My wish list for the Holidays

Topics: General
Nov 27, 2012 at 3:12 PM

To learn TypeScript and to refresh my JavaScript I decided to port an old game of mine that was originally written in C# and later ported to Android/Java. Here is some feedback on TS after using it daily for a month.
I really like TS and the VS integration, the preview has its issues but I know this is just a beta version.
Wish list #1 – Having to type “this” within class scoped code is driving me crazy.
Wish list #2 – conditional compilation = support for #if #else. I would really like to be able to automatically remove debug code when compiling for release.
Wish list #3 – generics
Wish list #4 – iterators - the C# “yield” feature to write iterators
Wish list #5 – partial classes – so used from C# to split larger classes into smaller chunks – for example, I like to place every interface a class implements in its own file.
Wish list #6 - VS support for TS libraries ala C# (and please get rid of the XML syntax for referencing files) My style is to place every class in its own TS file and use the tsc feature to combine all files into one js file.

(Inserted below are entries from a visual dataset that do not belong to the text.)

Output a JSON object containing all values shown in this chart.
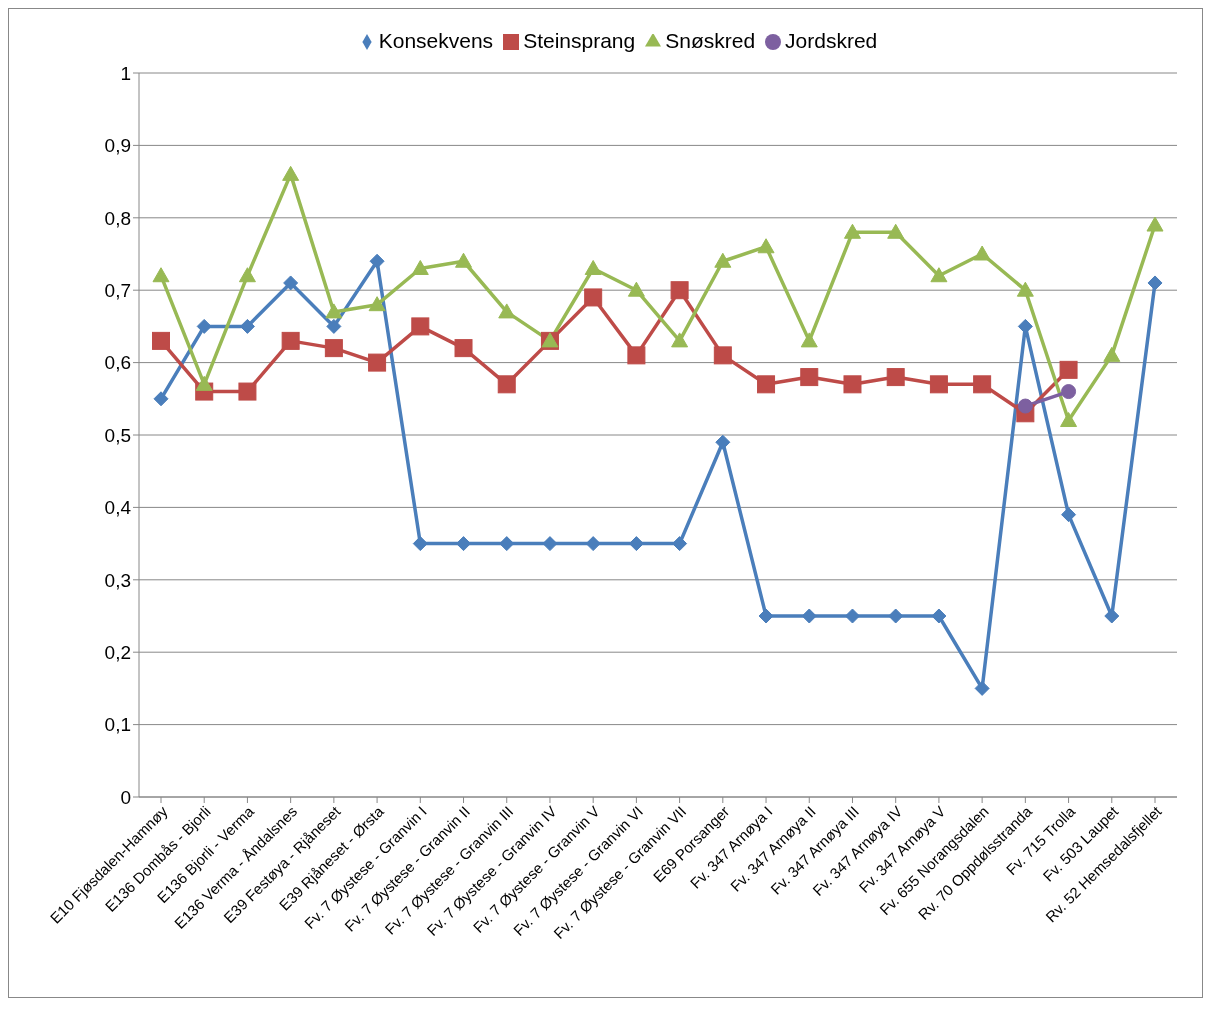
{
  "chart_data": {
    "type": "line",
    "categories": [
      "E10 Fjøsdalen-Hamnøy",
      "E136 Dombås - Bjorli",
      "E136 Bjorli - Verma",
      "E136 Verma - Åndalsnes",
      "E39 Festøya - Rjåneset",
      "E39 Rjåneset - Ørsta",
      "Fv. 7 Øystese - Granvin I",
      "Fv. 7 Øystese - Granvin II",
      "Fv. 7 Øystese - Granvin III",
      "Fv. 7 Øystese - Granvin IV",
      "Fv. 7 Øystese - Granvin V",
      "Fv. 7 Øystese - Granvin VI",
      "Fv. 7 Øystese - Granvin VII",
      "E69 Porsanger",
      "Fv. 347 Arnøya I",
      "Fv. 347 Arnøya II",
      "Fv. 347 Arnøya III",
      "Fv. 347 Arnøya IV",
      "Fv. 347 Arnøya V",
      "Fv. 655 Norangsdalen",
      "Rv. 70 Oppdølsstranda",
      "Fv. 715 Trolla",
      "Fv. 503 Laupet",
      "Rv. 52 Hemsedalsfjellet"
    ],
    "series": [
      {
        "name": "Konsekvens",
        "color": "#4a7ebb",
        "marker": "diamond",
        "values": [
          0.55,
          0.65,
          0.65,
          0.71,
          0.65,
          0.74,
          0.35,
          0.35,
          0.35,
          0.35,
          0.35,
          0.35,
          0.35,
          0.49,
          0.25,
          0.25,
          0.25,
          0.25,
          0.25,
          0.15,
          0.65,
          0.39,
          0.25,
          0.71
        ]
      },
      {
        "name": "Steinsprang",
        "color": "#be4b48",
        "marker": "square",
        "values": [
          0.63,
          0.56,
          0.56,
          0.63,
          0.62,
          0.6,
          0.65,
          0.62,
          0.57,
          0.63,
          0.69,
          0.61,
          0.7,
          0.61,
          0.57,
          0.58,
          0.57,
          0.58,
          0.57,
          0.57,
          0.53,
          0.59,
          null,
          null
        ]
      },
      {
        "name": "Snøskred",
        "color": "#98b954",
        "marker": "triangle",
        "values": [
          0.72,
          0.57,
          0.72,
          0.86,
          0.67,
          0.68,
          0.73,
          0.74,
          0.67,
          0.63,
          0.73,
          0.7,
          0.63,
          0.74,
          0.76,
          0.63,
          0.78,
          0.78,
          0.72,
          0.75,
          0.7,
          0.52,
          0.61,
          0.79
        ]
      },
      {
        "name": "Jordskred",
        "color": "#7d60a0",
        "marker": "circle",
        "values": [
          null,
          null,
          null,
          null,
          null,
          null,
          null,
          null,
          null,
          null,
          null,
          null,
          null,
          null,
          null,
          null,
          null,
          null,
          null,
          null,
          0.54,
          0.56,
          null,
          null
        ]
      }
    ],
    "ylim": [
      0,
      1
    ],
    "yticks": [
      0,
      {
        "value": 0.1,
        "label": "0,1"
      },
      {
        "value": 0.2,
        "label": "0,2"
      },
      {
        "value": 0.3,
        "label": "0,3"
      },
      {
        "value": 0.4,
        "label": "0,4"
      },
      {
        "value": 0.5,
        "label": "0,5"
      },
      {
        "value": 0.6,
        "label": "0,6"
      },
      {
        "value": 0.7,
        "label": "0,7"
      },
      {
        "value": 0.8,
        "label": "0,8"
      },
      {
        "value": 0.9,
        "label": "0,9"
      },
      1
    ],
    "grid": "y",
    "legend": "top",
    "line_style": "solid"
  }
}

To not go crazy I make every ts file include all other ts files by referencing a “project.ts” file.
Wish list #7 - Constructor overloading
Wish list #8 - Method overloading
Wish list #9 – Extension methods (for extending system classes like HtmlElement, String and Date)
Wish list #10 – Support for "protected" as well as "internal"
The ported game can be found at http://www.BackSpinSoftware.com/PlayWithFIAR (Only works in ES5 browsers)

---bjorn

Coordinator
Nov 27, 2012 at 4:00 PM

Thanks for the feedback.

There are feature requests in the issue tracker for many of these (eg Generics: http://typescript.codeplex.com/workitem/185 and protected: http://typescript.codeplex.com/workitem/125).  If you have time, please vote on those issues and help out by adding good motivating examples in the comments.

 

Nov 28, 2012 at 9:43 AM

 

> Having to type “this” within class scoped code is driving me crazy.

Assuming the context is class MyClass {   private myProp = 10;  myMethod(){  myProp = 11; // instead of this.myProp = 11    } }

Prefixing fields with "this" is not entirely unreasonable. In fact it is enforced by certain systems such as StyleCop (rule SA1101). See also the discussion on stackoverflow. Quote from the accepted (though not top voted) answer: 

It can make code clearer at a glance. When you use this, it's easier to:

  • Tell static and instance members apart. (And distinguish instance methods from delegates.)
  • Distinguish instance members from local variables and parameters (without using a naming convention).

 

> partial classes – so used from C# to split larger classes into smaller chunks – for example, I like to place every interface a class implements in its own file.

Partial classes should ideally only be used to separate auto-generated code from user-written code - not for splitting up a large class into smaller chunks.